5Or cela n’a pas été le cas, et c’est ce que je voudrais établir en distinguant trois moments4 : Google avant Google, c’est-à-dire la période où l’on a à faire à deux doctorants, Google à ses débuts comme entreprise non cotée en bourse et enfin Google en bourse. De cette trajectoire singulière on reviendra, pour conclure, à une comparaison entre la France et l’Amérique à propos du démarrage des entreprises de haute technologie.
I. Aux origines de Google
6Il faut d’abord mettre en cause deux idées reçues.
7La première est le prétendu caractère naturel des relations entre les universités de la Silicon Valley et la création puis le développement d’entreprises de haute technologie dans la région. S’il est vrai que les universités américaines ont connu depuis la guerre un grand essor et deviennent à cette époque des éléments de la souveraineté, des atouts pour la croissance économique, le livre de Christophe Lécuyer a montré que les liens entre les universités et les firmes de la Silicon Valley ont longtemps été tout sauf évidents et en fait périphériques5. En revanche, à partir des années 1980, les choses changent, et une grande université comme Stanford joue un rôle beaucoup plus important que cela n’avait été le cas pour les semi-conducteurs dans deux secteurs : les tubes à micro-ondes et l’informatique6. Ce tournant est essentiel pour comprendre une partie des origines de Google.
8La seconde idée reçue est l’affirmation selon laquelle, dans le vaste campus universitaire de Stanford à proximité duquel s’installent toute une série de firmes de haute technologie qui vont d’Intel (1968) à Apple (1977) et à bien d’autres, la logique pour un étudiant en génie électrique ou en informatique est de rêver à une création d’entreprise et à son introduction en bourse.
9Ce discours ne correspond en rien à la trajectoire menée par les deux doctorants en informatique que sont Larry Page et Sergey Brin. Leur recherche est financée par l’État fédéral : la National Science Foundation, qui soutient le Stanford Integrated Digital Library Project dont ils font partie. Deux autres institutions publiques fédérales financent également le projet : la DARPA, agence de recherche du Département de la Défense, qui a joué un rôle important aux origines d’Internet, et la NASA, car le spatial est lié à l’exploitation de données informatiques. Contribuent également des acteurs privés : Interval Research et les partenaires industriels de ce projet de Stanford7. Lorsqu’ils découvrent le premier algorithme qui va fonder leur réputation, ils n’ont strictement aucune envie de créer une entreprise. Dans le meilleur des cas, ils souhaiteront déposer un brevet et des problèmes de propriété se posent par rapport à l’université Stanford sur le dépôt d’un brevet. Ce brevet, ils pourront envisager de le céder à un acteur important du monde de l’informatique, s’ils estiment que créer une start-up représente un certain nombre de risques dont ils n’ont strictement aucune envie. Et dans le pire des cas, ils auront fait chacun une bonne thèse et cela suffira à leur bonheur. Donc l’origine de Google ne vient pas réellement des initiateurs. En ce sens, on est devant des phénomènes de genèse de l’innovation qu’on retrouverait à d’autres époques où toute une série d’acteurs qui ont été des créateurs d’entreprises pionnières n’avaient pas nécessairement un projet d’entreprise à l’origine8.
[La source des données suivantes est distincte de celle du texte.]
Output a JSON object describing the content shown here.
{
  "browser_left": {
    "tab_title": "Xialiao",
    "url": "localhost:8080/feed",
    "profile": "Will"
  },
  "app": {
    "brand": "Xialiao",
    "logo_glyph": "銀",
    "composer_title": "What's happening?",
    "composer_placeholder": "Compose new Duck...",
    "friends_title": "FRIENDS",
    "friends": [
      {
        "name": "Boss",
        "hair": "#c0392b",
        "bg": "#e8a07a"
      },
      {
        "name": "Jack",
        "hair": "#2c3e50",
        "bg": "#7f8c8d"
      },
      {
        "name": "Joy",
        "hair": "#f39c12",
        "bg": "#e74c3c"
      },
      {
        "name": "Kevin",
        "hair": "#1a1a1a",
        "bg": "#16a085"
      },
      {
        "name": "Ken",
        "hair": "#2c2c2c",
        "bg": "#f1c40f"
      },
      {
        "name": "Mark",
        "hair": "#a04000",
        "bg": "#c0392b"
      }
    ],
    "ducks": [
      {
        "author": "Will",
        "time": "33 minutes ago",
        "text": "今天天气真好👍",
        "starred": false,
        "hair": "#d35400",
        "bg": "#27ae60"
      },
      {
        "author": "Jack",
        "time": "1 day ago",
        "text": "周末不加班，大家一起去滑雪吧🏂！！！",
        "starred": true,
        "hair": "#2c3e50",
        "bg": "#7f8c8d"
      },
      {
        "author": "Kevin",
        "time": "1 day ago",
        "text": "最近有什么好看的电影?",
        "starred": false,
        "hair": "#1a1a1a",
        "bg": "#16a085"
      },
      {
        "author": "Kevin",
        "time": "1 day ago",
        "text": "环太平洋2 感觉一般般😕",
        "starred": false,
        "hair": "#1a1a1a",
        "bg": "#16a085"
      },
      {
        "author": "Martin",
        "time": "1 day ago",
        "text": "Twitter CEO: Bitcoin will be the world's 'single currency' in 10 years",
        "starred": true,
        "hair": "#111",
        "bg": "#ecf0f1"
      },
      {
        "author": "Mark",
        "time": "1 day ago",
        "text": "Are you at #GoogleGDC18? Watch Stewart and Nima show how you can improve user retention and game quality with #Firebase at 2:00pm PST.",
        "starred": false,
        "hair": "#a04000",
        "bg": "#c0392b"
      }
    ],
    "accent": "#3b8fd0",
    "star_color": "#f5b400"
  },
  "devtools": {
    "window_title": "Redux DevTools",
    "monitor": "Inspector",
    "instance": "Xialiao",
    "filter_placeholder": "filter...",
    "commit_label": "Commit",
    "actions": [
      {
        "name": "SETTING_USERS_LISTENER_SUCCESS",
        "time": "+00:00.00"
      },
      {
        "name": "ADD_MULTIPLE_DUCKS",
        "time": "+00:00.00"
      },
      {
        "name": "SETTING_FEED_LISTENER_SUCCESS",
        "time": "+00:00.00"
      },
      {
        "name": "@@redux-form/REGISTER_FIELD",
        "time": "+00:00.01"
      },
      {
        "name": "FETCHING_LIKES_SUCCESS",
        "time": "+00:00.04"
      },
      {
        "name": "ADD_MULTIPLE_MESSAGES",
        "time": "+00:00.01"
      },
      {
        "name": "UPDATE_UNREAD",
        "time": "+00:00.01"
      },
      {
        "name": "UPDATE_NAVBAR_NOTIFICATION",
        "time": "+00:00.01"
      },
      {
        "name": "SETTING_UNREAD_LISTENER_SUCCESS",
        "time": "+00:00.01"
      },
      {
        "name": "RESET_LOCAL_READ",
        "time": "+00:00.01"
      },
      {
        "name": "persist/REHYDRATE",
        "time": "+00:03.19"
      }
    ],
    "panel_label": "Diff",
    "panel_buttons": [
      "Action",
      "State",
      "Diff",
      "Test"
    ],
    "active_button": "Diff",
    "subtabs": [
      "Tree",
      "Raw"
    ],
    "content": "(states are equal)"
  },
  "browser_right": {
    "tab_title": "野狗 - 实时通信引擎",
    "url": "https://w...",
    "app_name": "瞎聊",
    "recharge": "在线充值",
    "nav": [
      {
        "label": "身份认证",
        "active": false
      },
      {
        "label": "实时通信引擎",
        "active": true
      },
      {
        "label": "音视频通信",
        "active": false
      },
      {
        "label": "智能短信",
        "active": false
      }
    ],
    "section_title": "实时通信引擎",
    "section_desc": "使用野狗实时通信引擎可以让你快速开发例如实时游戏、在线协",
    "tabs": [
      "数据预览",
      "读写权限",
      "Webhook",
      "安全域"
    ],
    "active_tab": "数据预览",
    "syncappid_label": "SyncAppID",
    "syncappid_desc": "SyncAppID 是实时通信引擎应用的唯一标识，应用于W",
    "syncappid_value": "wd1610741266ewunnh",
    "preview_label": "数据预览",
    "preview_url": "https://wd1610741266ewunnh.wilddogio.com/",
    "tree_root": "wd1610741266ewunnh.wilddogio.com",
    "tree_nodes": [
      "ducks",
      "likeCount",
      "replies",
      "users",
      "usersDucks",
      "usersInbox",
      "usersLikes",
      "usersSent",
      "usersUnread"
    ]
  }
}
10En revanche, le monde des entrepreneurs de capital-risque de la Silicon Valley a son attention attirée assez rapidement sur leur activité par le bouche-à-oreille, par Internet, par des publications. Ce groupe comprend des financiers de New York qui ont d’abord investi dans les jeunes pousses de fabrication de circuits intégrés de la vallée à partir de 1957 et ensuite des entrepreneurs locaux de technologie qui, devant les profits engrangés par les premiers, se sont diversifiés dans le capital-risque9. Plus tard les uns et les autres ont élargi leur champ des semi-conducteurs à l’information et à la communication : logiciels, commercialisation en ligne, et tout récemment moteurs de recherche. Ils forment un milieu professionnel et social composé à la fois d’ingénieurs et de financiers, bien implanté dans la Valley, ayant l’œil sur ses universités et ses entreprises en même temps que sur le reste des États-Unis. Et très tôt, pendant qu’ils sont des doctorants, un des partenaires d’une société de capital-risque de la Valley, Kleiner Perkins Caufield & Byers (KPCB), du nom de ses quatre fondateurs en 197210, et qui est un actionnaire d’un moteur de recherche significatif de l’époque, Excite, cherche à acheter la technologie de Page et Brin pour renforcer la main d’Excite par rapport à ce qui est le leader temporaire du marché, c’est-à-dire Yahoo. Un des fondateurs de cette société, l’ingénieur Eugene Kleiner, a été en 1957 un des créateurs de Fairchild Semiconductor, l’entreprise californienne aux origines des circuits intégrés, et s’est ensuite, comme d’autres acteurs des microprocesseurs, reconverti dans la finance d’innovation11. Page et Brin refusent devant la somme qui leur est offerte, qui est une somme extrêmement importante mais qu’ils jugent très insuffisante par rapport à l’avenir qu’ils prévoient à leur découverte.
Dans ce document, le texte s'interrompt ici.